Even Marchi agonized over the decision of whether or not to continue.
Surgery would have almost certainly left him unable to compete this year and returning, at 35, after missing six months to a year for recovery and rehab would have been a daunting task, to say the least.
Instead he returned to competition in time to compete at the 2015 World Finals, where he then tore the MCL in his right knee.
For an aging rider who has two knees in need of surgery and a biceps muscle that isn’t as strong as it once was, Marchi dominated the competition in Thackerville.
He was 3-for-3 with scores of 88.75 points, 82.5 points and then 86.5 points on the previously unridden bull What’s Under Your Hood.
Going into the Championship Round, two-time World Champion turned CBS broadcaster Justin McBride commented, “Marchi’s looked good all weekend.”
McBride added, “He’ll pick early and pick one he has confidence in.”
Marchi had the third pick in the bull draft when he chose What’s Under the Hood.
Unlike any of his previous wins, this one was emotional for reasons younger riders will not understand until later in their careers.
This particular win also is why Marchi has had such a tough time of knowing how much longer to continue competing.

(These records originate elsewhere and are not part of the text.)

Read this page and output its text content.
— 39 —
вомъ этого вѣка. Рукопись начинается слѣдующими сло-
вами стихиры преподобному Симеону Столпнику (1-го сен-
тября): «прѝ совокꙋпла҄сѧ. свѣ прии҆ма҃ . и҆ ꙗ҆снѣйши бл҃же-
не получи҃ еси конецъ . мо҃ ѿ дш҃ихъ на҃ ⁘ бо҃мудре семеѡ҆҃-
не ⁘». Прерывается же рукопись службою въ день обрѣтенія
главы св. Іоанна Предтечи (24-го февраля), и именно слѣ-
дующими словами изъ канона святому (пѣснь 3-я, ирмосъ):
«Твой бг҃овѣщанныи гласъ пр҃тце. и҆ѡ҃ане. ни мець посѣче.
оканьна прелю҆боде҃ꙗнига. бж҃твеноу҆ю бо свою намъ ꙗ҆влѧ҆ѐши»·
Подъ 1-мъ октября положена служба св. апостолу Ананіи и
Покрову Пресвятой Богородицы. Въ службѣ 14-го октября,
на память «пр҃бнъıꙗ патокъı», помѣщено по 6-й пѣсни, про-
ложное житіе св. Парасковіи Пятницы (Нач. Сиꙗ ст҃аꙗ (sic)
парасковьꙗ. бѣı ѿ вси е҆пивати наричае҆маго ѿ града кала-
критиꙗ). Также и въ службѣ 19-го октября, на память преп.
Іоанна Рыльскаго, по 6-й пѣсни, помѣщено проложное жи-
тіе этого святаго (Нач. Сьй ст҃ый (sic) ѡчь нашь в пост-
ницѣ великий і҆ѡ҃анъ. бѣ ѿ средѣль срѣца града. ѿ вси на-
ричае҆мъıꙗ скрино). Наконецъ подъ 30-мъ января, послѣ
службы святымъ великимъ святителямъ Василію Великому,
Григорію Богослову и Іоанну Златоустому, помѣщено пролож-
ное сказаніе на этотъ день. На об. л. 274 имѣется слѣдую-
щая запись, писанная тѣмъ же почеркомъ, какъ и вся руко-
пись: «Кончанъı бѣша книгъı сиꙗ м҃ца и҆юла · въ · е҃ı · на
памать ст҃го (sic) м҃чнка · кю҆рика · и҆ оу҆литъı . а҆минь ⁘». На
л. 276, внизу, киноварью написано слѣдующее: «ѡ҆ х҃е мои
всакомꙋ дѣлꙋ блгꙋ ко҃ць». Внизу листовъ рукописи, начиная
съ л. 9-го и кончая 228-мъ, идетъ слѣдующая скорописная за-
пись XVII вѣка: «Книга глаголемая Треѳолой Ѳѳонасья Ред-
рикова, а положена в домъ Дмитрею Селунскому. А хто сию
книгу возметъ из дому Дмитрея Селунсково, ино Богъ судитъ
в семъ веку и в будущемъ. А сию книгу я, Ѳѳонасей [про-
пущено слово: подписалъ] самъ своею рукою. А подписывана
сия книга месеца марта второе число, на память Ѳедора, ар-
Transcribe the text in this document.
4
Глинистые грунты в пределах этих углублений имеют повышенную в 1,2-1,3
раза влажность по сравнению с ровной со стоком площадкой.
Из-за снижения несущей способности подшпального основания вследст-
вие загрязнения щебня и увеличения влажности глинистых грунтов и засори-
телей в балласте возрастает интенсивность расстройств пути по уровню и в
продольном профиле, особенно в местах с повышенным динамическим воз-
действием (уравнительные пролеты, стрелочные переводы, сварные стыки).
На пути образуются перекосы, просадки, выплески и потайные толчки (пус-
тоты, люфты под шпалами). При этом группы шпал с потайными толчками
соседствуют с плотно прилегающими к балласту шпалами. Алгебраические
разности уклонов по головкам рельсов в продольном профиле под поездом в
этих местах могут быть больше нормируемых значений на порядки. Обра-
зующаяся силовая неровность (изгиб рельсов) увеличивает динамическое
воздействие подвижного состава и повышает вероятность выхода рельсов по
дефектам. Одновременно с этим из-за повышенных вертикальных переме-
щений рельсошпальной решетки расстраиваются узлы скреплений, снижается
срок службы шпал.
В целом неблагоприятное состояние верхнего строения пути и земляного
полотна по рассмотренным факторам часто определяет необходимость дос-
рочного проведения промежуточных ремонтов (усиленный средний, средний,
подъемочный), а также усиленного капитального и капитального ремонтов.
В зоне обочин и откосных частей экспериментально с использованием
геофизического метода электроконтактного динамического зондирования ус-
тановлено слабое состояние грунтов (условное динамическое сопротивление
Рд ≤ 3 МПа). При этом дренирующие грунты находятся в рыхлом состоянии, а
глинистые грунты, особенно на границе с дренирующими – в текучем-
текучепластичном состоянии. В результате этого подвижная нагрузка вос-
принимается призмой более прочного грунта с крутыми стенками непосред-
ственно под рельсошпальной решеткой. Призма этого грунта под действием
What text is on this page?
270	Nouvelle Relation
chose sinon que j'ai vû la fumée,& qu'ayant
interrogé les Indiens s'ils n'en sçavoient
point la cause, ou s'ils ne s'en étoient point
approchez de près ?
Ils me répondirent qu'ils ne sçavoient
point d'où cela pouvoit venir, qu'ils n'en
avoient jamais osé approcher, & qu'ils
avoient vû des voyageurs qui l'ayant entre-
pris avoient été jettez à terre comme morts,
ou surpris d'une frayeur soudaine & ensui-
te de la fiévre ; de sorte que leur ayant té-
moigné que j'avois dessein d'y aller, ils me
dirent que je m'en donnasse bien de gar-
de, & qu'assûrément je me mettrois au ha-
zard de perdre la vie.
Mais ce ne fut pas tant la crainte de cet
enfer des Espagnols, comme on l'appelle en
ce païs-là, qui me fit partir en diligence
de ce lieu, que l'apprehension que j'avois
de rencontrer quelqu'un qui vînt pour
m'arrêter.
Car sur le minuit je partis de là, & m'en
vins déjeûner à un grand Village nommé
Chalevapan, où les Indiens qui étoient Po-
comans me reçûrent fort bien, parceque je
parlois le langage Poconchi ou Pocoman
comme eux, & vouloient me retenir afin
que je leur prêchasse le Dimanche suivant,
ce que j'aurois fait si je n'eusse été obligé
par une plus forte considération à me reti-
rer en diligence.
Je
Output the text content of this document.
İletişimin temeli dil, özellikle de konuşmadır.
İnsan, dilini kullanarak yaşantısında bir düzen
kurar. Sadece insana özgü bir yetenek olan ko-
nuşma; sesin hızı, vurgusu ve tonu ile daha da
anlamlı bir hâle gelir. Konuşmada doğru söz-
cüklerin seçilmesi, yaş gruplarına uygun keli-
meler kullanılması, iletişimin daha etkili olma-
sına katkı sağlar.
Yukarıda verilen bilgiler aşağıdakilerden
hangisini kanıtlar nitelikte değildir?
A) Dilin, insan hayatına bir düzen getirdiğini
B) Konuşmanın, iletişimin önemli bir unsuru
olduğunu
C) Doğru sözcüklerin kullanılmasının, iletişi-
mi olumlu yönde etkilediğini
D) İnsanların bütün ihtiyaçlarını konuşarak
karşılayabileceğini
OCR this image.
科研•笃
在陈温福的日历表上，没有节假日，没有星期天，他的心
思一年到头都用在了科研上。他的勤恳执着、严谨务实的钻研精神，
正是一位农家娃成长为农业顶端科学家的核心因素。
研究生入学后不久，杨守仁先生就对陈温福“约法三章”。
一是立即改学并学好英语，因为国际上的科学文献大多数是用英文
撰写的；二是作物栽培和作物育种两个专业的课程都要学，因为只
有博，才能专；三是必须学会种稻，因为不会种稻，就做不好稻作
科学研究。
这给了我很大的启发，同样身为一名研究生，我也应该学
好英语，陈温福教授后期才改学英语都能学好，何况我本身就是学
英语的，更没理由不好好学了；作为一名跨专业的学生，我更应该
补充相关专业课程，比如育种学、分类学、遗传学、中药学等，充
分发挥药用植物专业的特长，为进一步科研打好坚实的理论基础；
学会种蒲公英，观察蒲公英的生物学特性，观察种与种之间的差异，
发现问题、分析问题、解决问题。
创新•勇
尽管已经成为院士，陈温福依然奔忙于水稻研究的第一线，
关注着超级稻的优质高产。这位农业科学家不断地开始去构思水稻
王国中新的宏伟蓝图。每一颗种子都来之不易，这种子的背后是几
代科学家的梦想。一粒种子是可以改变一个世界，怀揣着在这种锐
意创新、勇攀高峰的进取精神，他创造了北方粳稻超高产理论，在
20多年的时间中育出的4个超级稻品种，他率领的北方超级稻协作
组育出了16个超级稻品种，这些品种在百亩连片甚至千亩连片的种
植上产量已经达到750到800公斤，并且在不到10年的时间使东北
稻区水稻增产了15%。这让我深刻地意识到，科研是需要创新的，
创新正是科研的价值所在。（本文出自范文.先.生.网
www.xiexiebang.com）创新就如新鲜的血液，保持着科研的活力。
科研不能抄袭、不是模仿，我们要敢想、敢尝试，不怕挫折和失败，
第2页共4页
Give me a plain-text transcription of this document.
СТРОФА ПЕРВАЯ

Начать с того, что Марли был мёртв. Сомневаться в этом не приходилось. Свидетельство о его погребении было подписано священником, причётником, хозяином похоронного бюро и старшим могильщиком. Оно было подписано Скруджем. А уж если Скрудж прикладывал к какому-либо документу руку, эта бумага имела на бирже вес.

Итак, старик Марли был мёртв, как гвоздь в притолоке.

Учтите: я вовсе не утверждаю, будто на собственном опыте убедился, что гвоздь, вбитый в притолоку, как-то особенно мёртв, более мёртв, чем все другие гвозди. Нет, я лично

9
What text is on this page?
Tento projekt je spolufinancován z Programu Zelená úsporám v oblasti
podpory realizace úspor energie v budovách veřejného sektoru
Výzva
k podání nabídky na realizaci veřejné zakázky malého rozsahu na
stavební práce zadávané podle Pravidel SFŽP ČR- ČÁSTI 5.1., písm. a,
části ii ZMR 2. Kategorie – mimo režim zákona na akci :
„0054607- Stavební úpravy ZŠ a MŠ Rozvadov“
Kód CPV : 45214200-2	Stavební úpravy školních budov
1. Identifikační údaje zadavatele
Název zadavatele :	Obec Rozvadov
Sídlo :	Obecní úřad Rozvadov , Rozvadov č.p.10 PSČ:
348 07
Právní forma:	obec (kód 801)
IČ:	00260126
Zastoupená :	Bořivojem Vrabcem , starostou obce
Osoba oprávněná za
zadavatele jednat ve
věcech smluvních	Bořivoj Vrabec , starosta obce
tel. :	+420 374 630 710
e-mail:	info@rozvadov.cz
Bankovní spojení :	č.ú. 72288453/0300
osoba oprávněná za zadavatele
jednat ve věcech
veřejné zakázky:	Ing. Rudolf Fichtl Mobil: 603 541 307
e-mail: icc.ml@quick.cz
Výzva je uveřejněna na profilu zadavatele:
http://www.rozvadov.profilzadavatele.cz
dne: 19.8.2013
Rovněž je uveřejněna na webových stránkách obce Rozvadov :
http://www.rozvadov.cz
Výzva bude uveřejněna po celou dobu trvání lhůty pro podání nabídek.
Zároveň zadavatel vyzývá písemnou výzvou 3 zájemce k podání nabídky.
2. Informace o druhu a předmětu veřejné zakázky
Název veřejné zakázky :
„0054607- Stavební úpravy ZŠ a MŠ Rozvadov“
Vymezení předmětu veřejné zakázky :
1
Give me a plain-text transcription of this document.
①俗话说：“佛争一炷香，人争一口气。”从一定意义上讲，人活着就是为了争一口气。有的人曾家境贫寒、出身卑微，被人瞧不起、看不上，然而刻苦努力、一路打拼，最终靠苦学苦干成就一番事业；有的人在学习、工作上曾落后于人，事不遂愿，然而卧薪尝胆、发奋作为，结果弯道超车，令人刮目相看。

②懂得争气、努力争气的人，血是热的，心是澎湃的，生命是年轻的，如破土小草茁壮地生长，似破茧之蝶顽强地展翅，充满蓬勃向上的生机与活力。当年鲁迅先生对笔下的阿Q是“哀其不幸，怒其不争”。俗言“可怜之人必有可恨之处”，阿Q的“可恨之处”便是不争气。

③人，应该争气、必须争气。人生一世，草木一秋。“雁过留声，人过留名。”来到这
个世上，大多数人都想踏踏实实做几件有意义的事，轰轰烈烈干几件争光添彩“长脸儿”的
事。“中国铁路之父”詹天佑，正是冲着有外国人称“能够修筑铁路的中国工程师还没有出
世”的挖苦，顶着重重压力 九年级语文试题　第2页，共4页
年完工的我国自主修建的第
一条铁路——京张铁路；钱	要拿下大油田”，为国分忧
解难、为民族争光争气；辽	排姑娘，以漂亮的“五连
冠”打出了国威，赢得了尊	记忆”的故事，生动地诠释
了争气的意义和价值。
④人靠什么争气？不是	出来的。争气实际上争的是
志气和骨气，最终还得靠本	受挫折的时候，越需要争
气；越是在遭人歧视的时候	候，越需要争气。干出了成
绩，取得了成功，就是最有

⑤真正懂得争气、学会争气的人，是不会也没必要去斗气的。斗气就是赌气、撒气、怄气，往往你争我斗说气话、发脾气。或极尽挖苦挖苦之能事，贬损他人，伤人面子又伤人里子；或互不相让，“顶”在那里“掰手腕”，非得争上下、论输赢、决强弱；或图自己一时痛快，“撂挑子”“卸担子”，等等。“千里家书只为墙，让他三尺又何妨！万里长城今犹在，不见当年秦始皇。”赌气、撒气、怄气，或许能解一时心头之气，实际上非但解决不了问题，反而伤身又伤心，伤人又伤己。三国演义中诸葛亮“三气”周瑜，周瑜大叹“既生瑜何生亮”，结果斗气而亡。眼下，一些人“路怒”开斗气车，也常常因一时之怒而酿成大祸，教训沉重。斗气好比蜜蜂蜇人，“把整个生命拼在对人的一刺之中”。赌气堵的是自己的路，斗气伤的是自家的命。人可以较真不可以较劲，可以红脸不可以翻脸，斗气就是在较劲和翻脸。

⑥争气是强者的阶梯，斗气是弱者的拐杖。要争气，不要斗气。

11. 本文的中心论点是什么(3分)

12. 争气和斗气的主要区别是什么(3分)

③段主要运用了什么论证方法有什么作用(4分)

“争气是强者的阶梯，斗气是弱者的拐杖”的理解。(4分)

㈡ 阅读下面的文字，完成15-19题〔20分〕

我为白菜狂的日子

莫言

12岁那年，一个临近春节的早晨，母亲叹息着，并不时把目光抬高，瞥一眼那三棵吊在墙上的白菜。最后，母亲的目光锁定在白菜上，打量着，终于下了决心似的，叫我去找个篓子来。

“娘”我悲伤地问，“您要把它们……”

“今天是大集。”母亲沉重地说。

Just two weeks ago, he said, the 2017 season “might” be last as a professional bull rider. However, he’s currently ranked 17th in the world standings and, quite frankly, still capable of competing among the Top 35.
In the interview two weeks ago, Marchi said he was only contemplating retirement “because of my situation, both my knees and my arms.”
But added, “I still do all right.”
Marchi has all but qualified for this year’s World Finals, which will be the 14th in a row.
Next season will give Marchi an opportunity to become the first rider in history surpass an unprecedented 600 qualified rides at the elite televised level. Having earned five qualified rides in the past two weeks, he currently needs 37 more to reach 600. With seven regular-season events in 2016 as well as the Finals and entire 2017 season ahead of him, he could in fact, set the mark.
By comparison, only 19 riders have even recorded 600 outs at the elite level.